There’s nothing stopping the class from bring rewritten to accept an SplFileObject in the constructor, but then you’d have to keep track of whether we’re looking at a CSV file and behave accordingly since pretty much everything else in there is tailored towards this particular, individual use case. That’s a detail for Cups to ponder, to see which he prefers.
I was thinking of doing something similar, but didn’t like the idea of creating the CSV and flags internally. However, the combination of the LimitIterator and FilterIterator is something I hadn’t considered.
I like that a lot.
Thanks again.
Anthony.
ps. If you weren’t so awesome, I think you’d be my current nemesis.
For what it’s worth, a minimalist version of Anthony’s AssociativeSplCsvFileObjectIterator might be of use. It uses a FilterIterator (to only accept rows with count(headers) fields) which extends IteratorIterator (which does the iterator of our SplFileObject without us having to redefine the basic iteration methods).
(The class name is just poking fun, probably best not to keep it for yourself.)
class MinimalistFilterIteratorVersionOfAnthonysAssociativeSplCsvFileObjectIterator extends FilterIterator
{
protected $_headers, $_count;
public function __construct($path)
{
// Build CSV file iterator
$csv = new SplFileObject($path, 'r');
$csv->setFlags(SplFileObject::READ_CSV);
// Remember column names and count
$this->_headers = $csv->current();
$this->_count = count($this->_headers);
// LimitIterator allows us to always skip the headers
parent::__construct(new LimitIterator($csv, 1));
}
// Returns a nice assoc. array
public function current()
{
return array_combine($this->_headers, parent::current());
}
// Skip this line if it does not have $_count number of fields
public function accept()
{
return $this->_count === count(parent::current());
}
}
$csv = new MinimalistFilterIteratorVersionOfAnthonysAssociativeSplCsvFileObjectIterator('data.csv');
foreach ($csv as $row) {
print_r($row);
}
And did not really down the page any further, but revisiting it I just noticed that there are some refs to the SPL, but they just use fgetcsv rather than an SPLFileobject.

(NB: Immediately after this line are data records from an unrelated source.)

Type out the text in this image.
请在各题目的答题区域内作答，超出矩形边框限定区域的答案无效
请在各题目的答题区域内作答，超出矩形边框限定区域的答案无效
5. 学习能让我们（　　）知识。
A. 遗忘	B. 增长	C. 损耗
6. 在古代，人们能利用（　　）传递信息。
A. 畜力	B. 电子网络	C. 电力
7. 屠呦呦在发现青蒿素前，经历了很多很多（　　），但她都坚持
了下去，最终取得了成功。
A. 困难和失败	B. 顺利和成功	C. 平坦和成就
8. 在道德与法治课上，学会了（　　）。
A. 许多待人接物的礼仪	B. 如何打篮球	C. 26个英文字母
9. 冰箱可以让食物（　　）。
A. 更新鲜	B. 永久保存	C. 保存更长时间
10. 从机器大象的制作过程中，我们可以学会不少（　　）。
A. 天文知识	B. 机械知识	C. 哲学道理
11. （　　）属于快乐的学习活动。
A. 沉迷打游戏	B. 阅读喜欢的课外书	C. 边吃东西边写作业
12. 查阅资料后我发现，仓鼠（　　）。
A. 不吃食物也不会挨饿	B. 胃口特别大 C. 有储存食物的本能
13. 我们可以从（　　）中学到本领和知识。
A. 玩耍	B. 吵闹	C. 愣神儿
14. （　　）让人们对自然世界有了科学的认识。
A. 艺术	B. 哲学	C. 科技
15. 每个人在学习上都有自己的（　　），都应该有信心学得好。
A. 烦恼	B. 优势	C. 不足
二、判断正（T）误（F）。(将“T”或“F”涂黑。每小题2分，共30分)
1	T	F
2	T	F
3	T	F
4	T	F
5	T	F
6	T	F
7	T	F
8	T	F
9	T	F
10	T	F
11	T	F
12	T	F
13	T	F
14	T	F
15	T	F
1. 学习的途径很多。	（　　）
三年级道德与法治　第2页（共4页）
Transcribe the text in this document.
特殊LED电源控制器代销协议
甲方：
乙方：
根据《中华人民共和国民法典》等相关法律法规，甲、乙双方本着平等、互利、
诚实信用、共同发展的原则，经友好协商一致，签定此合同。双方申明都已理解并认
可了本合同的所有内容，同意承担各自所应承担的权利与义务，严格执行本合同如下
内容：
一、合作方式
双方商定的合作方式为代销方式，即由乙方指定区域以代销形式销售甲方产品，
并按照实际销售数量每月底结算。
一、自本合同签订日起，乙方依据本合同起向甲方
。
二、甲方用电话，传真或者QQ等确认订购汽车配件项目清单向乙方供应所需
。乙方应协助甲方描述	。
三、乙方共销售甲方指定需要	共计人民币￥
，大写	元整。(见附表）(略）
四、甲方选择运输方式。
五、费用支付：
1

It would have been interesting if there were some test cases for all this stuff.
That parsecsv class seems to want to emulate really simple sql statements, and may have been born from frustrations with formatting and encoding - and just seemed overkill to me.
I thought I’d mention it in case anyone else was searching on this subject.
Whoa, 3 very different answers there, thanks people.
@Anthony I was hoping there was an SPL -based solution after seeing your pastebin-housed SPL experiment a few weeks ago.
The initial target block of code you set works fine and seems to handle empty values as expected.
As I have a series of operations to do, that target code will allow me to quickly extract the initial values from a large csv file, to create the smaller one.
I might as well explain the whole thing.
1 I wget a largish csv file nightly ( ~4k rows) and cache it.
2 I extract only those rows of interest to me, around 100 rows.
3 Some of those text fields will then be checked for “transformations” ie turning email into <a></a> links etc, squirt it into a template.
4 The result is then duly cached for 24 hrs.
So you see, between steps 2 and 3 it’ll make much more sense for me, or anyone else using the data to be able to reference the array-elements by name.
Regarding the filtering, see FilterIterator, use it to wrap AssociativeSplCsvFileObjectIterator and only return the rows meeting the criteria you set within FilterIterator::accept().
Other than that, AssociativeSplCsvFileObjectIterator still needs some refactoring but the premise is there.
I’d extend or implement the SPL Iterator interface, assign the keys on the first iteration and return the set key from Iterator::key() on subsequent requests.
You can the use this with the standard SPL File object (which reads CSV’s) and read the data as you go.
P.S. Unless you really know and trust your CSV file, it’s probably worth checking the length of the $data is the same as the number of headers before combining.